Borough in Pennsylvania, US

Beavertown is a borough in Snyder County, located in Central Pennsylvania's Susquehanna River Valley, United States. The population was 1,005 at the 2020 census.

==Geography==
According to the United States Census Bureau, the borough has a total area of 0.8 sqmi, all land.

Beavertown is surrounded by Beaver Township.

==Demographics==

As of the census of 2000, there were 870 people, 364 households, and 256 families residing in the borough. The population density was 1,132.9 PD/sqmi. There were 394 housing units at an average density of 513.0 /sqmi. The racial makeup of the borough was 98.62% White, 0.11% from other races, and 1.26% from two or more races. Hispanic or Latino of any race were 0.57% of the population.

There were 364 households, out of which 30.5% had children under the age of 18 living with them, 59.9% were married couples living together, 7.4% had a female householder with no husband present, and 29.4% were non-families. 26.6% of all households were made up of individuals, and 15.4% had someone living alone who was 65 years of age or older. The average household size was 2.39 and the average family size was 2.88.

In the borough the population was spread out, with 23.7% under the age of 18, 5.6% from 18 to 24, 30.2% from 25 to 44, 23.7% from 45 to 64, and 16.8% who were 65 years of age or older. The median age was 38 years. For every 100 females there were 86.7 males. For every 100 females age 18 and over, there were 87.0 males.
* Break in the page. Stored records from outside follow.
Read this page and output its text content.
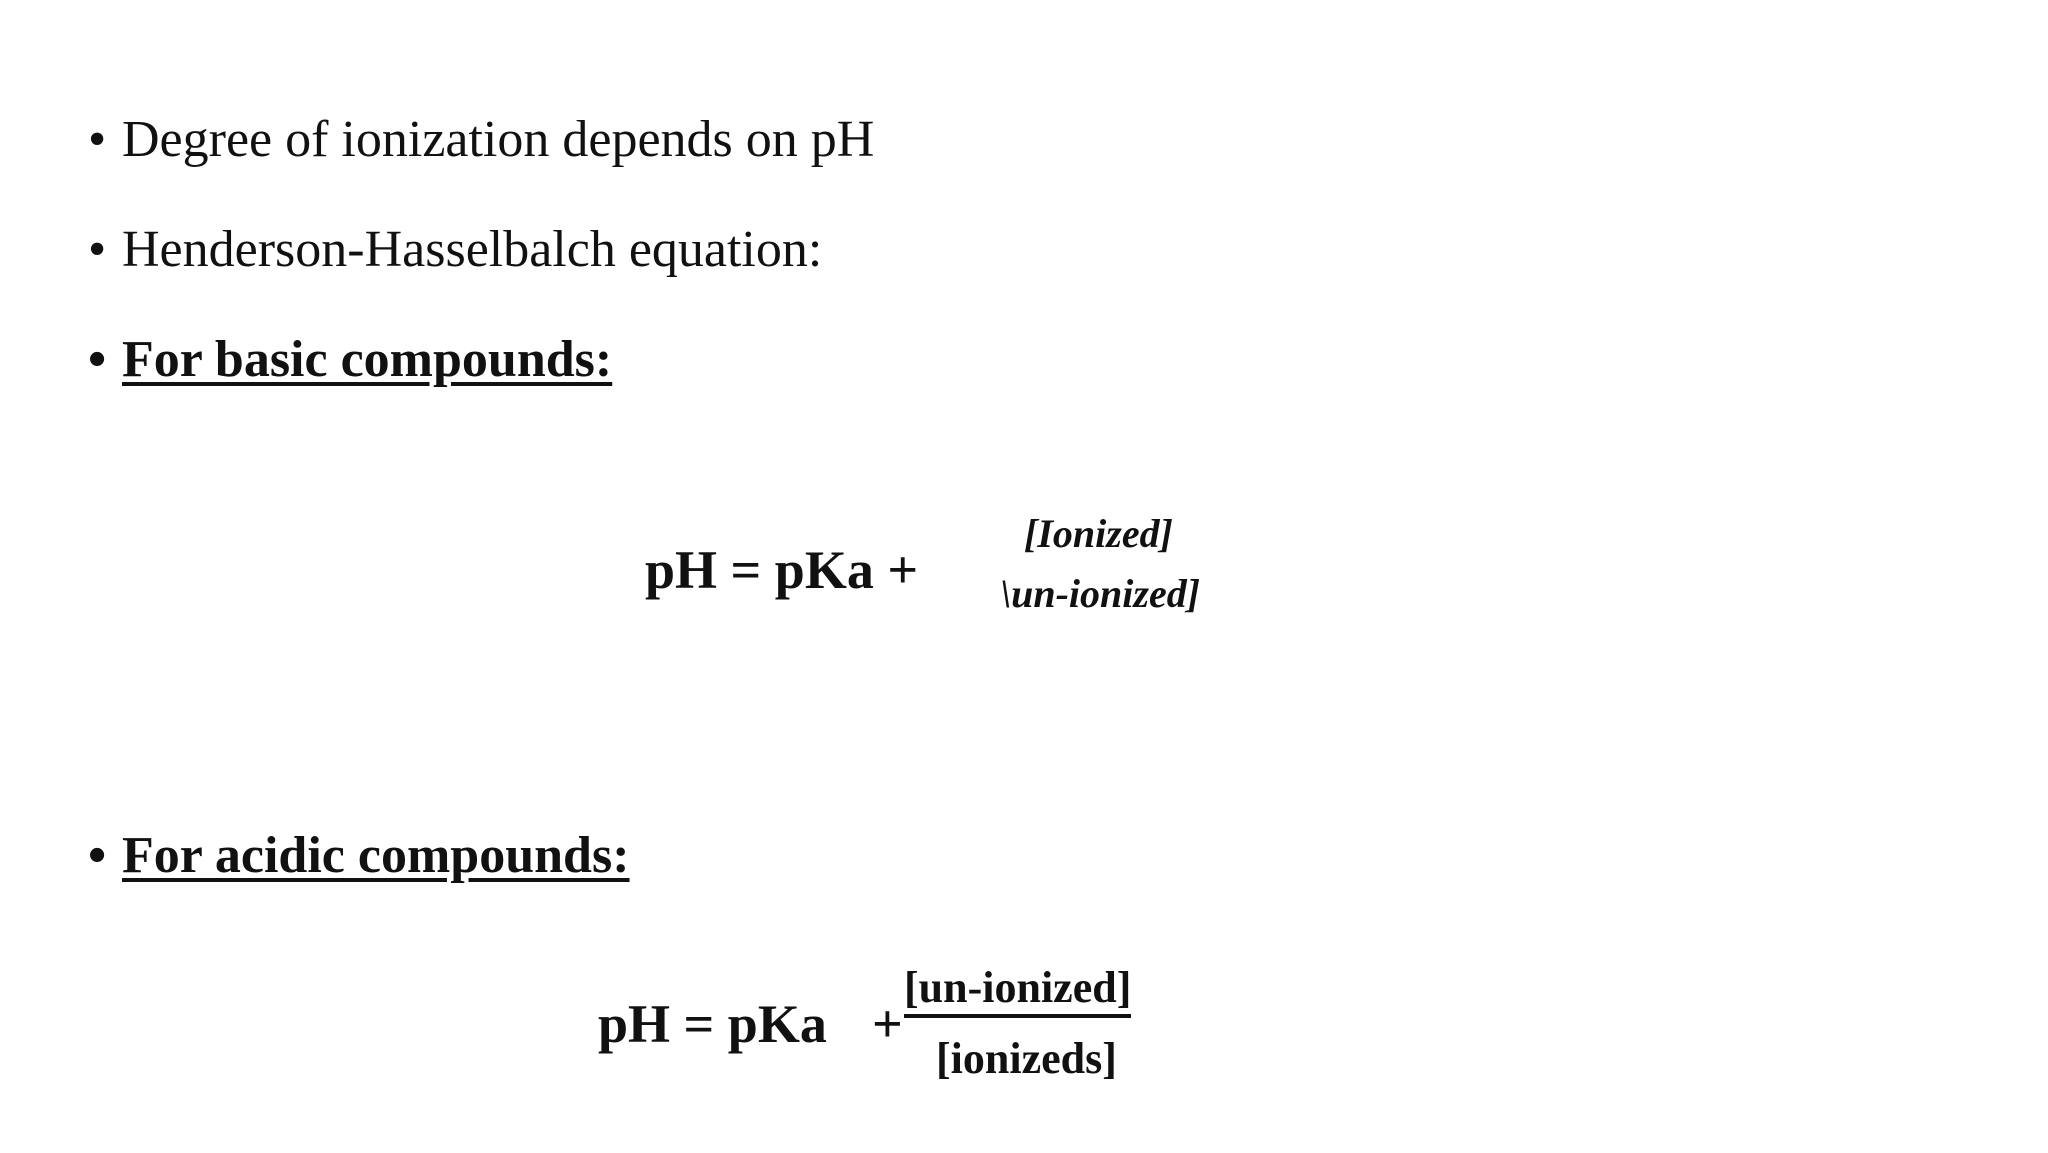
• Degree of ionization depends on pH
• Henderson-Hasselbalch equation:
• For basic compounds:
pH = pKa +
[Ionized]
\un-ionized]
• For acidic compounds:
pH = pKa +
[un-ionized]
[ionizeds]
The median income for a household in the borough was $36,146, and the median income for a family was $43,088. Males had a median income of $30,515 versus $20,952 for females. The per capita income for the borough was $16,792. About 3.1% of families and 6.4% of the population were below the poverty line, including 6.2% of those under age 18 and 4.3% of those age 65 or over.

Historical population
| Census | Pop. | Note | %± |
| 1880 | 363 |  | — |
| 1920 | 525 |  | — |
| 1930 | 604 |  | 15.0% |
| 1940 | 664 |  | 9.9% |
| 1950 | 700 |  | 5.4% |
| 1960 | 738 |  | 5.4% |
| 1970 | 783 |  | 6.1% |
| 1980 | 853 |  | 8.9% |
| 1990 | 877 |  | 2.8% |
| 2000 | 870 |  | −0.8% |
| 2010 | 965 |  | 10.9% |
| 2020 | 1,005 |  | 4.1% |
| 2021 (est.) | 1,002 |  | −0.3% |
Sources:

==Other information==
Beavertown was the seasonal home of Davy Jones, a member of The Monkees.

Beavertown was originally called Swifttown. It was named after John Swift who settled there having received a grant for the land in 1760. He sold the land to Jacob Lechner. He named the town after Swift.